The depot is an island-type station designed by George D. Brown in the Art Moderne or Streamline Moderne style, which grew out of the industrial design work of Norman Bel Geddes, Henry Dreyfuss, and Raymond Loewy. These designs emphasized a streamlined shape with minimal ornamentation.

The building has a reinforced concrete foundation and a structural steel frame. The east, west, and north elevations have three horizontal bands and rounded corners. The lower band is blue stucco. The middle band is glass block. The top band is blue and ivory Vitrolite panels. The north elevation on Blanding Street has four ivory Vitrolite columns extending through the canopy over the five entrance doors.

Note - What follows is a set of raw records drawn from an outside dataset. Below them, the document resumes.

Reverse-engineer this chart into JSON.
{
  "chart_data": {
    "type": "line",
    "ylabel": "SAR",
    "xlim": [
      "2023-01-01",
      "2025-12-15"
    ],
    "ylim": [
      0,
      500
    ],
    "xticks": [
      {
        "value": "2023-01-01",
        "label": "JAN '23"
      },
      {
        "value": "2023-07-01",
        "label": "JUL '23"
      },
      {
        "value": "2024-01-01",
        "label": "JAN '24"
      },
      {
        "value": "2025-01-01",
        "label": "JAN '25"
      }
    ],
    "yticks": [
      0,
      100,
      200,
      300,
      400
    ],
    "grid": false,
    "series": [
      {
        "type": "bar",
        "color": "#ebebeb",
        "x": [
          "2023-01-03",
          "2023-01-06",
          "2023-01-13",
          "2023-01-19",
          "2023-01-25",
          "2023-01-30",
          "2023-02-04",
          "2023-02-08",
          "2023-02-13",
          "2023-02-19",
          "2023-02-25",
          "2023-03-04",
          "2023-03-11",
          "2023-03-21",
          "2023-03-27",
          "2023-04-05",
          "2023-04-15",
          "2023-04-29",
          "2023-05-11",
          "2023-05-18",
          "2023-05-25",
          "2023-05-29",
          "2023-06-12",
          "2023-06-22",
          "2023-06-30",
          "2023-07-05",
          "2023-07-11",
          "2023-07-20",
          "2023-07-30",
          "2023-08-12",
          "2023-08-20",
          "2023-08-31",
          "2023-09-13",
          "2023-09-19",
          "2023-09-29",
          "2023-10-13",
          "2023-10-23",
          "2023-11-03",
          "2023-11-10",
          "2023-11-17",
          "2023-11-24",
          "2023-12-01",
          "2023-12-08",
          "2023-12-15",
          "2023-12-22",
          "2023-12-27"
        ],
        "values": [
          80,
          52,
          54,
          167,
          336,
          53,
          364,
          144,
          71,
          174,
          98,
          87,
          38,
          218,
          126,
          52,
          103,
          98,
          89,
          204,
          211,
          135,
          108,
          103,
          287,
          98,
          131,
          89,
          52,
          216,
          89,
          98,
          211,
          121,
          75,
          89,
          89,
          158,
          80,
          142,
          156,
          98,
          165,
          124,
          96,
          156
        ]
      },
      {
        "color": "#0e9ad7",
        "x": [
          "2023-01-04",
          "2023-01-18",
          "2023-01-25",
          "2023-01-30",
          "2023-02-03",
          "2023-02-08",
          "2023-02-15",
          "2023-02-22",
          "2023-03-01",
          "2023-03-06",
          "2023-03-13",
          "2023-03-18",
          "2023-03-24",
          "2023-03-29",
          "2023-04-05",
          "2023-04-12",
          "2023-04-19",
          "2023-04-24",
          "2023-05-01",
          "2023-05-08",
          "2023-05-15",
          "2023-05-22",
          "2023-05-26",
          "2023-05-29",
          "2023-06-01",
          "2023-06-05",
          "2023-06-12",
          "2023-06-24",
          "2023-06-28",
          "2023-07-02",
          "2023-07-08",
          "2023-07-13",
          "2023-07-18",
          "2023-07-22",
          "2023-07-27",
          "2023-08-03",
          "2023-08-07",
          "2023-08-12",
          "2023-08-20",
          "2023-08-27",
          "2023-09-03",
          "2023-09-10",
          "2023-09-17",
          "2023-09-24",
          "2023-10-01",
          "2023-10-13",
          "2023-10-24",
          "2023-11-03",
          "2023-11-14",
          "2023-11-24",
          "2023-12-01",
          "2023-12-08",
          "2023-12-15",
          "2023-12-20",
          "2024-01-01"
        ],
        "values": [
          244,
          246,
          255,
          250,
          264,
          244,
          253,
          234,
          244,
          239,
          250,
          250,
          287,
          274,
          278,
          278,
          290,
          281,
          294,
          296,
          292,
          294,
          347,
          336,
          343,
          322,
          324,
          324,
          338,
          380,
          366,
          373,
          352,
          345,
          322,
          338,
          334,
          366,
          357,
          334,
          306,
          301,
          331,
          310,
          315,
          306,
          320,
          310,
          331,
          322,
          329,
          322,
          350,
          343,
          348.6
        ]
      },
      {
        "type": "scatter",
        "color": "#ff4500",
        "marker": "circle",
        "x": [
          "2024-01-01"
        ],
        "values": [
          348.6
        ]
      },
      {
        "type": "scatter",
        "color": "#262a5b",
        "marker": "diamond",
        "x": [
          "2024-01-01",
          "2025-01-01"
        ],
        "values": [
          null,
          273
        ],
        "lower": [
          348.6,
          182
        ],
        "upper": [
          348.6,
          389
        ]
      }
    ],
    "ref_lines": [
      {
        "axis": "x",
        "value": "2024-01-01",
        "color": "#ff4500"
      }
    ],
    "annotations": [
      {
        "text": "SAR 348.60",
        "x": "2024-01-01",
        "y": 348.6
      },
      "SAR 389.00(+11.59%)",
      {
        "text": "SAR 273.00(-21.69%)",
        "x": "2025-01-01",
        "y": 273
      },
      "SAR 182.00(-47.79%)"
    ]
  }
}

The vertical sign above the entrance was constructed of aluminum with stainless-steel trim. The sign was capped with the iconic "running greyhound" logo of the bus company. The letters in the words "Greyhound Bus Depot" and the running greyhound were outlined with neon tubing.

The original interior had a terrazzo floors, plaster walls, and wainscoting. The waiting room had a skylight for additional, natural lighting.

In its current use as a plastic surgeon's office, the exterior remains the same with the exception of the sign, which no longer has the Greyhound name or logo. The interior was redone with a patient waiting room, consultation room, a surgery suite, recovery rooms, and offices.